According to Vrangalova et al. (2013), permissive people are more likely to be unfaithful and poach someone else’s mate. For this reason, homophily (Birds of a feather flock together), as known as the preference to establish a connection with individuals who share the same attributes and similar behavior might be dangerous for intimate relationships.
Permissiveness. Permissiveness is, perhaps, one of the most hardcore deal-breakers and turnoffs in relationships. And in this era where everything seems to be technological, everything is to be shared, the implicit permission to overstep what is socially appropriate must receive our deepest concerns.
Every single day relationships are failing, and people remain for different reasons in unhappy dynamics till someone new comes along and reignite the spark. However, permissiveness is when you or your partner permit other people to step into the relationship, allowing them to give unsolicited pieces of advice or manipulate the possible outcome of your partnership.

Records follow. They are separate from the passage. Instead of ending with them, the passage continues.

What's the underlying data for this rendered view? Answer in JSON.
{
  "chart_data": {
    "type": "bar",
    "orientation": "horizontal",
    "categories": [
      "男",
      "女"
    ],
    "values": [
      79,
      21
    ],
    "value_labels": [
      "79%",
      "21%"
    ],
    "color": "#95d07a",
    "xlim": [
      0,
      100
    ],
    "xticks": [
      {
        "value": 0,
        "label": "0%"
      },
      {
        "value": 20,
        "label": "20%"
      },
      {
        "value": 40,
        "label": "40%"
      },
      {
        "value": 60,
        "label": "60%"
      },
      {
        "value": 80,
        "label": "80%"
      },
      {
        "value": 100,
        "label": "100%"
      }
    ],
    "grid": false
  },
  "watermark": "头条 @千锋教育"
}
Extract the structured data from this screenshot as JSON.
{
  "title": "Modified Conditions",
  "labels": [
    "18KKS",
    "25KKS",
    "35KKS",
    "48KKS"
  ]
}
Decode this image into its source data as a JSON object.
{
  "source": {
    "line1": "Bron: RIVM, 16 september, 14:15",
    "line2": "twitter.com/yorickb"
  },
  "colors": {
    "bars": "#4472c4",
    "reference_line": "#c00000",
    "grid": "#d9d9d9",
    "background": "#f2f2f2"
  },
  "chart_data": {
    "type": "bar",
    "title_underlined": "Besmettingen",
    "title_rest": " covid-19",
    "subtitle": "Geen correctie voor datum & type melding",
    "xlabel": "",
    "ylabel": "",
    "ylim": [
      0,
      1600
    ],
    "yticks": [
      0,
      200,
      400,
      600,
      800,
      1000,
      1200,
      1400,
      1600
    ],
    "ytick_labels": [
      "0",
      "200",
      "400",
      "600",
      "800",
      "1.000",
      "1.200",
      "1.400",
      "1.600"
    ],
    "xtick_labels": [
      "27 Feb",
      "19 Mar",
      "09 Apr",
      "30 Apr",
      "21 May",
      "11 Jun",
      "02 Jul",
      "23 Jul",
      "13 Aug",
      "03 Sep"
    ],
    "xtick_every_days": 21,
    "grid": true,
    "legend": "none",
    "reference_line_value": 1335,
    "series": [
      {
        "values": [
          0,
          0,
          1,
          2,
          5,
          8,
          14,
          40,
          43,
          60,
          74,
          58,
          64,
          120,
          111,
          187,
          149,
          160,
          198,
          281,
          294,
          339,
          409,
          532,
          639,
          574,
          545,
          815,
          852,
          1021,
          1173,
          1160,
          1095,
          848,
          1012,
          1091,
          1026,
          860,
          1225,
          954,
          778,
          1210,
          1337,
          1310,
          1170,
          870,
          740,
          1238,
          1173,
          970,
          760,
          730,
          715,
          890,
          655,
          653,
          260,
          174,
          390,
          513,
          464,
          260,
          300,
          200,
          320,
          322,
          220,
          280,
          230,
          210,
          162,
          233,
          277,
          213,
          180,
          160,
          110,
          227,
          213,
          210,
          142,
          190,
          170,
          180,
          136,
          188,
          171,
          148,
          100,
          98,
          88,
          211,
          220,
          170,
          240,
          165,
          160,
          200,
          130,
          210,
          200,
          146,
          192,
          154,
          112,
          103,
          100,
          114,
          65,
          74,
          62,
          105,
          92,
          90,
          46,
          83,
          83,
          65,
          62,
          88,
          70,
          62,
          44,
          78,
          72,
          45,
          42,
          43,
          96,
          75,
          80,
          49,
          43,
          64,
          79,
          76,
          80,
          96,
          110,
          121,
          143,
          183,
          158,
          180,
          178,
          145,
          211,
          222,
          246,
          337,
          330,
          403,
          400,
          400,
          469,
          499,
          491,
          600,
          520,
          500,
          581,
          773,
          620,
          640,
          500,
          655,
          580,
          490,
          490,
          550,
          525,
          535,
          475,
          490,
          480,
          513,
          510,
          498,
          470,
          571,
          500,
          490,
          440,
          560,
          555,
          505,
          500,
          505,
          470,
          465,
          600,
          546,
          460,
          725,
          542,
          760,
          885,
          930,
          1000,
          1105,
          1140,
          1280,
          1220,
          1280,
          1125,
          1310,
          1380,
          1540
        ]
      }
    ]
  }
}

Here are some examples of permissiveness and crossing boundaries:
– Sending or receiving unsolicited conversation screenshots because it seems someone is interested in you (knowing that you are in a relationship), accepting them as something normal, and not calling the behavior out.
– Allowing family members and others to have an opinion about your relationship, till the moment, that you don’t see your partner anymore as he/she is, but how these people perceive.
– Uncompromising with your partner but extremely passive and “go with the flow” with others.
– Oversharing deepest concerns and fears with others while robbing the opportunity of connection from your partner.
– Lack of acknowledgment of your partner’s feelings, but very disturbed of what others think and acting out to please them.
Permissiveness is the antidote to desire, emotional attraction, and intimate connection. As Gottman points out, in a committed relationship, we should maintain boundaries in our other relationships as a way to maintain not only the privacy of our commitment but also protect our partners.
Sadly, commitment is not about buying a house or having kids together. Commitment requires no safety net to escape when things go wrong, requires all eggs in the same basket, and finally erasing the mindset of “I can do better vs someone better is waiting for me!”. It is cherishing what we already have even when it seems boring. And making who we adore a priority.
How to create boundaries:
1. Stay open-minded to your partner.
2. Stand next to them when disagreements arise with others.
3. Be conscious that everyone possesses an individual blueprint of what intimacy, couplehood, and commitment mean. Negotiate it.
4. Do not let others step into your relationship. And express it using your voice and body language in respectful ways.
5. Do not allow any behavior from others that will disrespect your partner’s core beliefs.
6. Give yourself and your partner permission to be present for you and act as a team.
To understand more about boundaries, check this link: https://www.youtube.com/watch?v=SS7VinJF8pc
At the end of the day, it doesn’t matter if everyone is doing the same, and permission is the new skill to prosper in the “modern” world. Real relationships are made by boundaries and by respect for our partner’s needs and core values.
Wishing you well,
Vrangalova, Z., Bukberg, E. R., Rieger, G. (2014). Birds of a feather? Not when it comes to sexual permissiveness. Journal of Social and Personal Relationships, 31(1), pp. 94-113.